Operators are gearing up to drill some key exploration wells in Australia this year and beyond although overall activity looks set to continue on the lower trajectory of 2022.

Wells to watch include Chevron’s Wheatstone Deep-1 and the Woodside Energy-operated Gemtree-1 that are exploration tie-backs to the Wheatstone liquefied natural gas project in Western Australia.

Meanwhile, the drill bit is likely to see action in the onshore exploration hotspot of the North Perth basin, thanks to the likes of Beach Energy, Strike Energy and Energy Resources.

North Perth basin wildcats on Beach’s hitlist include Trigg-1, Tarantula Deep-1, Redback Deep-1 and Peacock-1, while the operator also plans to drill the Beharra Springs Deep-2 appraisal well, according to consultant RISC.

Strike plans to drill the Southwest Erregulla-1 and West Erregulla-1 deep exploration wells and also the South Erregulla-2 and -3 exploration/appraisal wells.

Energy Resources intends to drill the Lockyer-2 and North Erregulla Deep-1 exploration/appraisal wells on its Lockyer Deep discovery.

Another interesting onshore drilling campaign will see Central Petroleum and partner Santos’ re-enter the suspended Dukas-1 well and they also plan to drill the Mahler-1 well — both in the Amadeus basin in the Northern Territory — to test sub-salt prospects with gas, helium and hydrogen potential.

Dukas-1, which was drilled in 2019 on Permit EP 112, targeted the Heavitree-Gillen conventional play in the southern Amadeus basin. The wildcat, which was being sidetracked after the drill string became stuck on the vertical well, was subsequently plugged and abandoned for possible future re-entry. No testing was performed on the sidetrack as drilling was halted before the primary target was intersected although Dukas-1 has been described as a gas discovery.

Future offshore wildcats

Looking further ahead, two planned offshore wells of note are EOG Resources’ delayed Beehive-1 well and Gulf Energy’s Lion-1 probe.

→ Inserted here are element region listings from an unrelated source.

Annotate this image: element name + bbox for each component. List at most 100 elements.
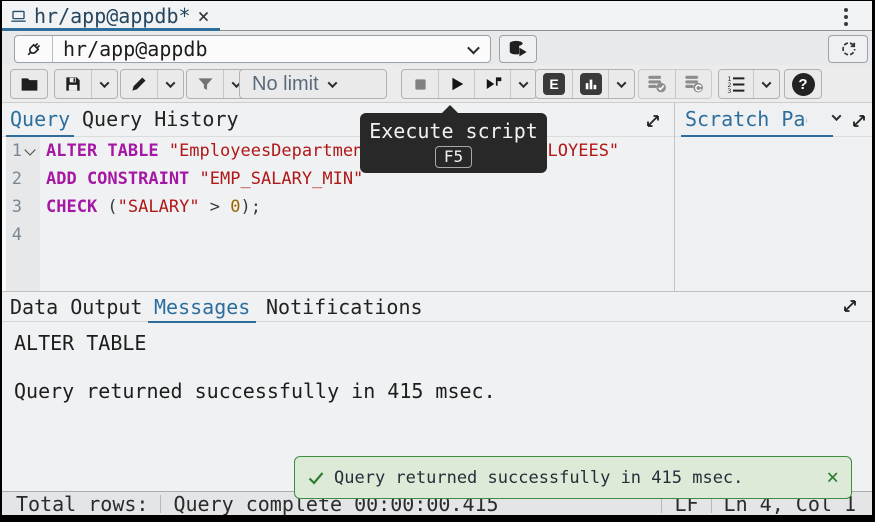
chevron-down-icon [166, 78, 176, 88]
folder-icon [19, 74, 40, 95]
stop-button[interactable] [402, 70, 438, 98]
rollback-button[interactable] [675, 70, 711, 98]
chevron-down-icon [519, 78, 529, 88]
separator [160, 495, 161, 513]
open-file-group [10, 69, 48, 99]
query-panel-tabs: Query Query History [2, 103, 674, 137]
database-rollback-icon [683, 73, 705, 95]
explain-button[interactable]: E [536, 70, 572, 98]
sql-editor[interactable]: 1ALTER TABLE "EmployeesDepartments_Salar… [2, 137, 674, 291]
commit-button[interactable] [639, 70, 675, 98]
tooltip-shortcut-key: F5 [435, 146, 472, 168]
editor-lines: 1ALTER TABLE "EmployeesDepartments_Salar… [2, 137, 674, 249]
edit-group [120, 69, 184, 99]
help-button[interactable]: ? [785, 70, 821, 98]
tab-scratch-pad[interactable]: Scratch Pad [685, 107, 807, 131]
edit-button[interactable] [121, 70, 157, 98]
stop-icon [411, 75, 430, 94]
code-line[interactable]: 4 [2, 221, 674, 249]
fold-chevron-icon[interactable] [24, 144, 35, 155]
question-mark-icon: ? [792, 73, 815, 96]
explain-icon: E [543, 73, 565, 95]
code-line[interactable]: 2ADD CONSTRAINT "EMP_SALARY_MIN" [2, 165, 674, 193]
kebab-menu-icon[interactable] [842, 6, 850, 28]
pgadmin-query-tool-window: hr/app@appdb* × hr/app@appdb [0, 0, 875, 522]
open-file-button[interactable] [11, 70, 47, 98]
svg-text:3: 3 [727, 87, 731, 95]
message-line: Query returned successfully in 415 msec. [14, 379, 496, 403]
transaction-group [638, 69, 712, 99]
chevron-down-icon[interactable] [467, 41, 480, 54]
execute-button[interactable] [438, 70, 474, 98]
scratch-pad-panel: Scratch Pad [674, 103, 872, 291]
expand-icon[interactable] [643, 111, 663, 131]
database-commit-icon [646, 73, 668, 95]
refresh-icon [838, 39, 858, 59]
check-icon [307, 469, 325, 487]
app-surface: hr/app@appdb* × hr/app@appdb [2, 1, 872, 515]
macro-options-button[interactable] [753, 70, 779, 98]
bar-chart-icon [580, 73, 602, 95]
explain-options-button[interactable] [608, 70, 634, 98]
close-icon[interactable]: × [826, 467, 839, 488]
new-connection-button[interactable] [499, 35, 537, 63]
macro-group: 1 2 3 [718, 69, 780, 99]
message-line [14, 355, 496, 379]
explain-analyze-button[interactable] [572, 70, 608, 98]
execute-group [401, 69, 537, 99]
output-tabs: Data Output Messages Notifications [2, 292, 872, 322]
tab-messages[interactable]: Messages [154, 295, 250, 319]
connection-selector[interactable]: hr/app@appdb [14, 35, 491, 63]
save-group [54, 69, 118, 99]
chevron-down-icon [327, 78, 337, 88]
total-rows-label: Total rows: [2, 492, 148, 516]
messages-content: ALTER TABLE Query returned successfully … [2, 323, 496, 403]
save-button[interactable] [55, 70, 91, 98]
document-tabbar: hr/app@appdb* × [2, 1, 872, 31]
chevron-down-icon[interactable] [832, 111, 842, 121]
tooltip-label: Execute script [369, 119, 538, 143]
execute-options-button[interactable] [474, 70, 510, 98]
tab-query[interactable]: Query [10, 107, 70, 131]
macro-button[interactable]: 1 2 3 [719, 70, 753, 98]
row-limit-value: No limit [240, 73, 329, 96]
limit-group: No limit [239, 69, 387, 99]
code-line[interactable]: 1ALTER TABLE "EmployeesDepartments_Salar… [2, 137, 674, 165]
reset-layout-button[interactable] [828, 35, 868, 63]
tab-query-history[interactable]: Query History [82, 107, 239, 131]
tab-query-tool[interactable]: hr/app@appdb* × [2, 1, 220, 31]
execute-tooltip: Execute script F5 [360, 113, 547, 173]
execute-menu-button[interactable] [510, 70, 536, 98]
message-line: ALTER TABLE [14, 331, 496, 355]
tab-data-output[interactable]: Data Output [10, 295, 142, 319]
floppy-save-icon [63, 74, 83, 94]
save-options-button[interactable] [91, 70, 117, 98]
explain-group: E [535, 69, 635, 99]
laptop-icon [10, 8, 27, 25]
tab-notifications[interactable]: Notifications [266, 295, 423, 319]
plug-icon [15, 36, 53, 62]
chevron-down-icon [100, 78, 110, 88]
active-tab-underline [2, 28, 220, 31]
close-icon[interactable]: × [198, 6, 210, 26]
scratch-pad-area[interactable] [675, 137, 872, 291]
query-toolbar: No limit [2, 65, 872, 103]
play-flag-icon [483, 74, 503, 94]
tab-title: hr/app@appdb* [34, 4, 191, 28]
expand-icon[interactable] [849, 111, 869, 131]
code-line[interactable]: 3CHECK ("SALARY" > 0); [2, 193, 674, 221]
filter-button[interactable] [187, 70, 223, 98]
numbered-list-icon: 1 2 3 [726, 74, 747, 95]
expand-icon[interactable] [840, 296, 860, 316]
chevron-down-icon [762, 78, 772, 88]
chevron-down-icon [617, 78, 627, 88]
play-icon [447, 74, 467, 94]
funnel-filter-icon [195, 74, 216, 95]
connection-row: hr/app@appdb [2, 32, 872, 65]
query-panel: Query Query History 1ALTER TABLE "Employ… [2, 103, 674, 291]
success-toast: Query returned successfully in 415 msec.… [294, 456, 852, 499]
edit-options-button[interactable] [157, 70, 183, 98]
row-limit-select[interactable]: No limit [240, 70, 386, 98]
help-group: ? [784, 69, 822, 99]
scratch-pad-header: Scratch Pad [675, 103, 872, 137]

The Beehive-1 wildcat on Block WA-488-P in the Bonaparte Gulf that will target 416 million barrels of oil equivalent prospective resources will now only be spudded as early as January 2024 — and perhaps not until late the following year.

EOG last June completed the geophysical survey for the shallow-water Beehive-1 wildcat that will be drilled vertically to a depth of around 5090 metres.

Gulf has a commitment exploration well to drill on Block Q/23P in the Gulf of Carpentaria however this probe, Lion-1, is also expected to be delayed as Gulf is looking to farm out ahead of drilling.

Lion-1 is located in the Bamaga basin offshore Queensland, which the operator has hailed as Australia’s newest petroleum basin.

Gulf earlier said that the Bamaga basin was unknown until the company discovered it with its regional seismic survey in 2012.

Back in 1984 Duyken-1, the only well drilled in the Gulf of Carpentaria, tested the younger sediments of the overlying Carpentaria and Karumba basins but not the deeper Bamaga basin 120 kilometres to the southwest, which at the time was unrecognised.

Gulf now plans to drill the first exploration well in the Bamaga basin targeting the Lion Prospect, a four-way dip closure with touted potential to contain 3.8 trillion cubic feet of recoverable gas resources, but first wants a farm-in partner to spread the risk and cost.

Activity on the decline

Exploration drilling is waning in Australia with 26 wells drilled in 2022, three fewer than in the prior 12 months, with a total of nine wells delivering the goods for a success ratio of 34.6%.

Exploration expenditure also declined Down Under with last year’s total spend of A$984 million (US$652 million) being down 12% on the previous year, noted RISC.

Onshore exploration spending decreased 17% to A$597 million while A$387 million was invested offshore, itself down 3% from one year prior.

Since late 2019, operators have been spending more on exploration onshore Australia than wildcatting in its offshore waters.

Players have also been more successful onshore with eight of the 21 wells drilled onshore last year being conventional hydrocarbon discoveries. Ten onshore probes missed the mark, while there were two coal seam gas (coalbed methane) wells sunk and one exploration well drilled to target shale gas. There were five wildcats drilled last year offshore Australia but just one — Santos’ Pavo-1 well — came up trumps.

Disappointments in 2022 included Western Gas’ Sasanof-1 well that had pre-drill estimated prospective resources of 7.2 Tcf of gas. The failure of this well was attributed to lateral seal fail and/or limited gas charge, RISC’s head of geoscience, Adam Craig, told the APPEA conference in Adelaide.

Another notable exploration failure last year was Finder Energy’s Kanga-1 well on Block WA-412-P, to which SapuraOMV is farming in, that was targeting an estimated pre-drill prospective resource of 170 million barrels of oil.

The Kanga-1 probe was drilled to test the hydrocarbon potential of the Middle to Upper Jurassic sandstones below the Valanginian unconformity at the northern extension of the Rankin trend.

“[The] well failure has been attributed to no trap being present due to an increase in thickness of the Forestier Claystone shales than was interpreted pre-drill,” Craig quoted SapuraOMV as saying.

One notable upward upstream trend in Australia is the number of production licences and retention licences, with the area under production licences increasing 18% over the past seven years while the acreage under retention leases has grown by 63% over the same period.

However, since end-2015 the area under exploration licences has fallen by 46% with the most dramatic decline being the 64% reduction in offshore areas under exploration licences.

Last year saw the award of four exploration permits for blocks in federal offshore waters — three from the 2020 round and one from the 2019 acreage release. However, to date there have been no awards for acreage offered in the 2021 licensing round that closed on 3 March 2022.

There were also nine onshore exploration permits awarded last year — five in Queensland (four of which were for coal seam gas), three in South Australia and one in Western Australia.